Many people harbour a deep fear of snakes. A venomous snakebite can be a hiker’s worst nightmare. However, hikers should remember that while all snakebites are dangerous and should be taken seriously, most will not result in instant and inevitable death.
Many venomous snakes, like the copperhead, are not actually fatal to humans, and even potentially fatal bites from cottonmouths and rattlesnakes are significantly less dangerous in this age of rescue helicopters and readily available antivenins.
Moreover, snakebites are easily avoided by responsible hikers, with just a few simple precautions.
Be prepared with equipment and knowledge
Hikers should always do their research before embarking on a trek, and this is especially true in regions where they might encounter venomous snakes.
Knowing what to look for (and where) is critical to avoiding snake encounters in the first place. Should a bite occur, having the proper equipment and knowing what to do can make a huge difference in the nature of the emergency.
In terms of equipment, hikers should wear thick boots that cover their ankles, which might prevent a snakebite from penetrating the skin, and have a means of contacting medical assistance, especially if they will be out of cell phone range. While hikers should always carry a first aid kit, the best thing to do for snakebites is to call for help and keep the victim’s heart rate low.
Companions can help medical professionals by identifying the snake that bit the victim by sight—not by capturing it, which only puts more hikers in danger. The more hikers know about the snakes they might encounter on their hike, the better equipped they will be to provide this crucial information in the event of a bite.
Black Venomous Snake
Watch your step!
Because snakes don’t view humans as food, they almost never attack humans outright, instead only striking when they feel threatened. One of the quickest ways to make a snake feel threatened is to step on or near it.
Snakes don’t have external ears, but they often feel and flee approaching hikers because of the vibrations of their steps. Hikers can increase this effect by intentionally walking heavily or beating the ground with sticks in areas where they are likely to meet a snake. Even then, it’s crucial that hikers keep their eyes open for snakes on and near the trail. It’s jarring for a person to be startled by a snake, but terrifying for the snake and likely to engage their defensive behavior (i.e. biting). Hikers should also be aware for other warning signs, like the famous rattle rattlesnakes make before striking, and be especially careful around tall grass or rocks that might obscure their view.
Snakes are, after all, very good at hiding and camouflaging, so even the most astute hiker might not see one until it’s too late.
Avoid contact whenever possible
If hikers do encounter a snake, they absolutely should not interact with it. Even seemingly “helpful” actions, like capturing or killing a venomous snake or trying to take detailed photos to identify the animal, only put hikers at increased risk.

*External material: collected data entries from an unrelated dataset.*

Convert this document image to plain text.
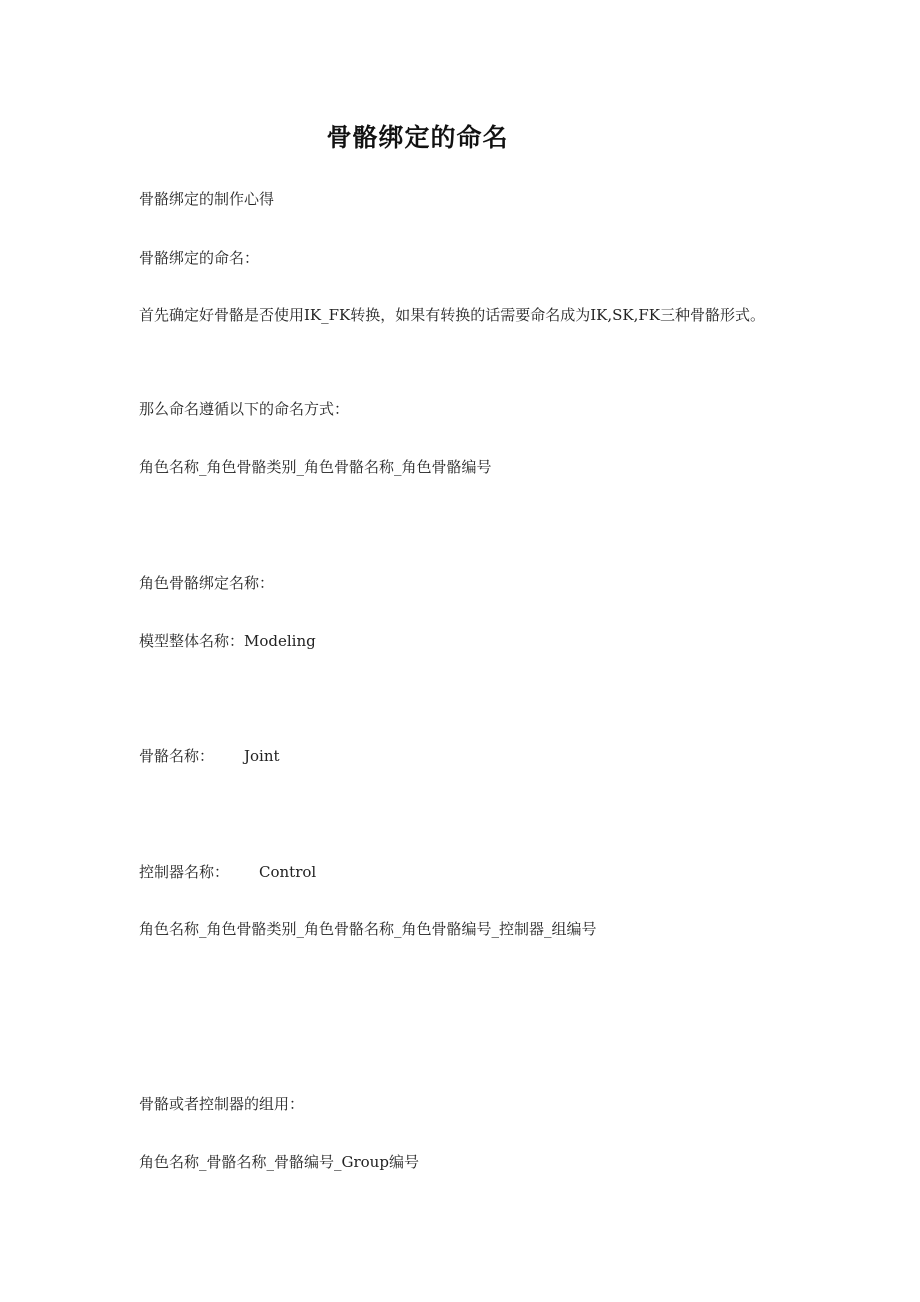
骨骼绑定的命名
骨骼绑定的制作心得
骨骼绑定的命名：
首先确定好骨骼是否使用IK_FK转换，如果有转换的话需要命名成为IK,SK,FK三种骨骼形式。
那么命名遵循以下的命名方式：
角色名称_角色骨骼类别_角色骨骼名称_角色骨骼编号
角色骨骼绑定名称：
模型整体名称：Modeling
骨骼名称： Joint
控制器名称： Control
角色名称_角色骨骼类别_角色骨骼名称_角色骨骼编号_控制器_组编号
骨骼或者控制器的组用：
角色名称_骨骼名称_骨骼编号_Group编号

Most snakes can strike at up to half their body length, so hikers should keep at least twice that much space (i.e. the length of the snake) between themselves and the animal.
Stomping your feet can create enough vibrations to frighten the snake off, but if that doesn’t work and you must pass the snake, edge carefully around it, giving the animal as much space as possible.

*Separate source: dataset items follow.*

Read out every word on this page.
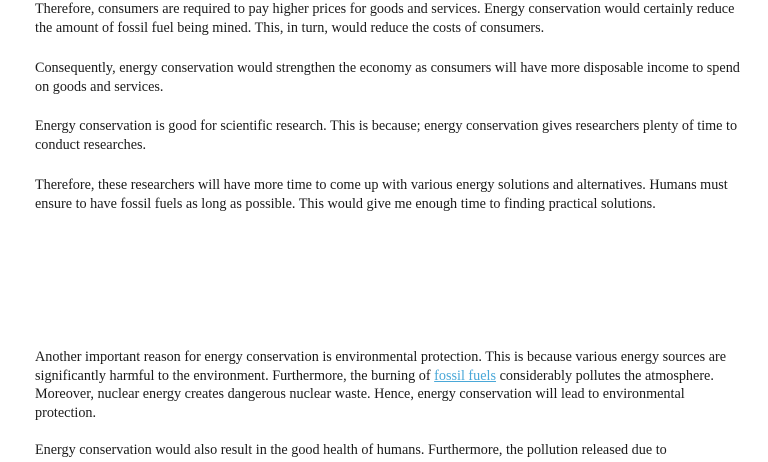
Therefore, consumers are required to pay higher prices for goods and services. Energy conservation would certainly reduce the amount of fossil fuel being mined. This, in turn, would reduce the costs of consumers.

Consequently, energy conservation would strengthen the economy as consumers will have more disposable income to spend on goods and services.

Energy conservation is good for scientific research. This is because; energy conservation gives researchers plenty of time to conduct researches.

Therefore, these researchers will have more time to come up with various energy solutions and alternatives. Humans must ensure to have fossil fuels as long as possible. This would give me enough time to finding practical solutions.

Another important reason for energy conservation is environmental protection. This is because various energy sources are significantly harmful to the environment. Furthermore, the burning of fossil fuels considerably pollutes the atmosphere. Moreover, nuclear energy creates dangerous nuclear waste. Hence, energy conservation will lead to environmental protection.

Energy conservation would also result in the good health of humans. Furthermore, the pollution released due to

Remember that most snakes aren’t interested in attacking hikers, only in feeling safe and being left alone. If hikers can give snakes respect, most snakes will be more than happy to reciprocate.
As frightening as the idea of a snakebite out in the wilderness can be, there’s no reason to hide indoors. Hikers armed with knowledge and a healthy level of caution can easily enjoy treks through the wilderness without ever being at serious risk for a snakebite.